Five months later, Lee says so far so good.

"Someone's got to step up to try and what's the other alternative?  Just a slow death," she said.

This year, the University of Oklahoma will spend $148 million on research.  Most of the money comes from the National Institutes of Health.

" It makes up a major portion or our research portfolio, and in fact, it's the way we sort of measure ourselves in terms of other schools," said Dr. John Iandolo, vice president...

Currently, 75 percent of the government funding that comes into Oklahoma goes to OU, which now ranks 37th in the country for research.

"Part of that has been due to the recruiting within the cancer center and then the diabetes center, which are really becoming nationally known for their research activities," said Iandolo.

The goal is moving research findings straight from the lab to a patient's bedside.  Clinical trials of drugs like the one Lee is on can boost the budget.

"The goal is to get technologies and information that is developed in the university out into the world," said... Dr. Gina McMillen, director of OU's Office of Technology Development.

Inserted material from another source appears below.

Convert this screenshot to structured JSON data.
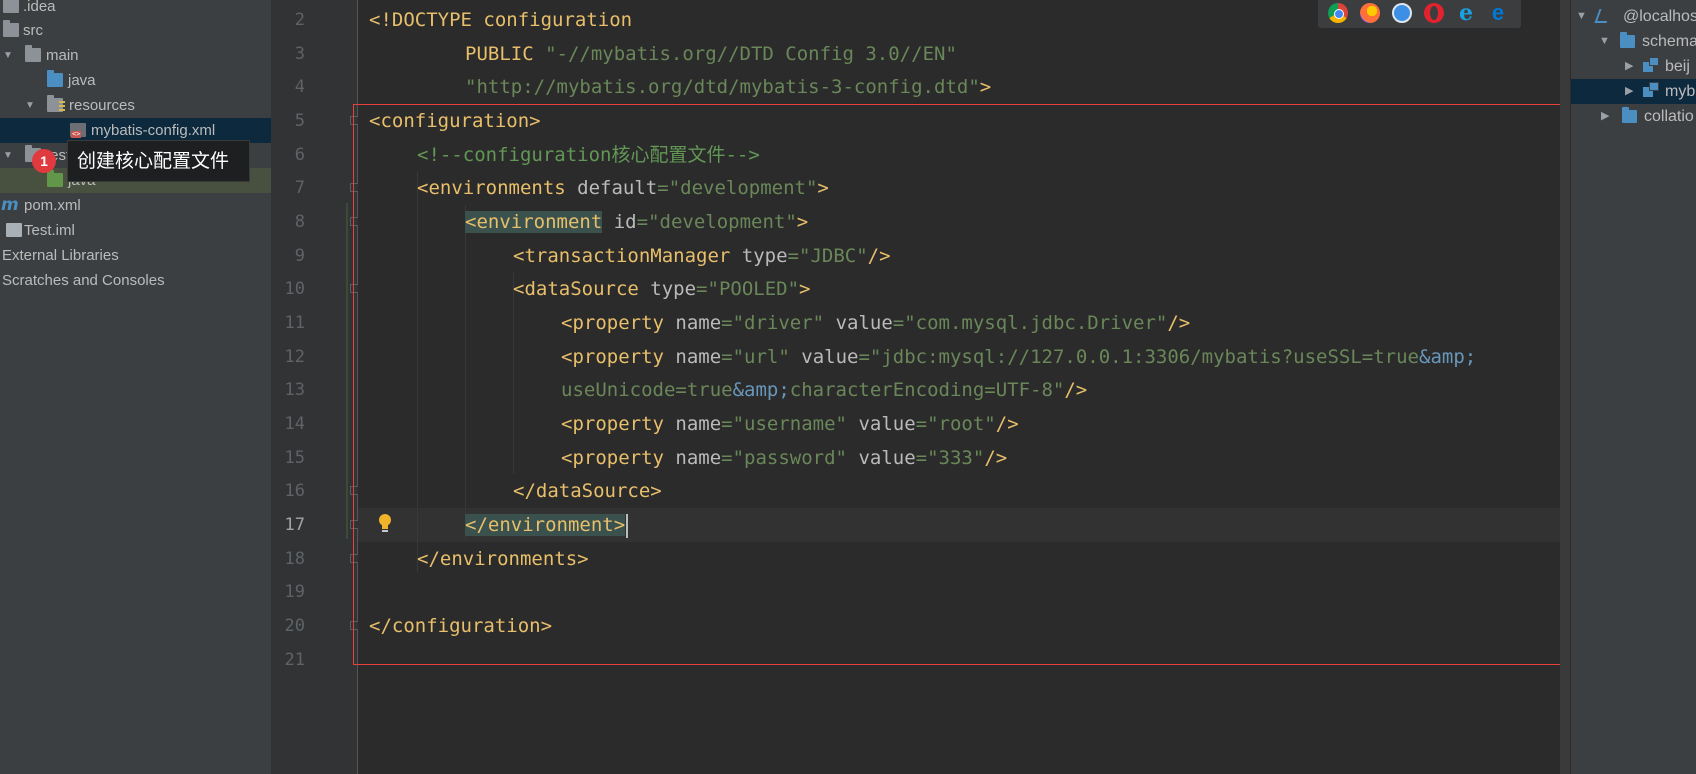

With an impressive list of patients, OU opened an Office of Technology Development, which now oversees more than 20 startup companies.

OU's research, and collaboration with other universities, pays off in potential profits.

"We're always excited when those spin-off companies mature and are acquired by larger companies," said McMillen.

Profits are poured right back into research, encouraging doctoral students and professors to keep searching for answers.

"I like science, I love to be able to do science, but also you want to help people," said one medical student.

And while it's a long road from the research lab to a commercial product, it couldn't happen without patients like Lee -- patients who are willing to try something, anything, to save their lives and the lives of others.

"And if it doesn't do me any good but it does someone else good, that's great," said Lee.

She's looking to the future with new hope and believes the research being done at OU will save lives.  If not hers, then other Oklahomans.

"You still have more time with me," Pant said to Lee.  "That's what I'm trying to say."

"Well good," Lee said with a smile.  "I'm glad to hear that."

OU is working to become an national cancer center.  Most trials are geared toward newly diagnosed patients.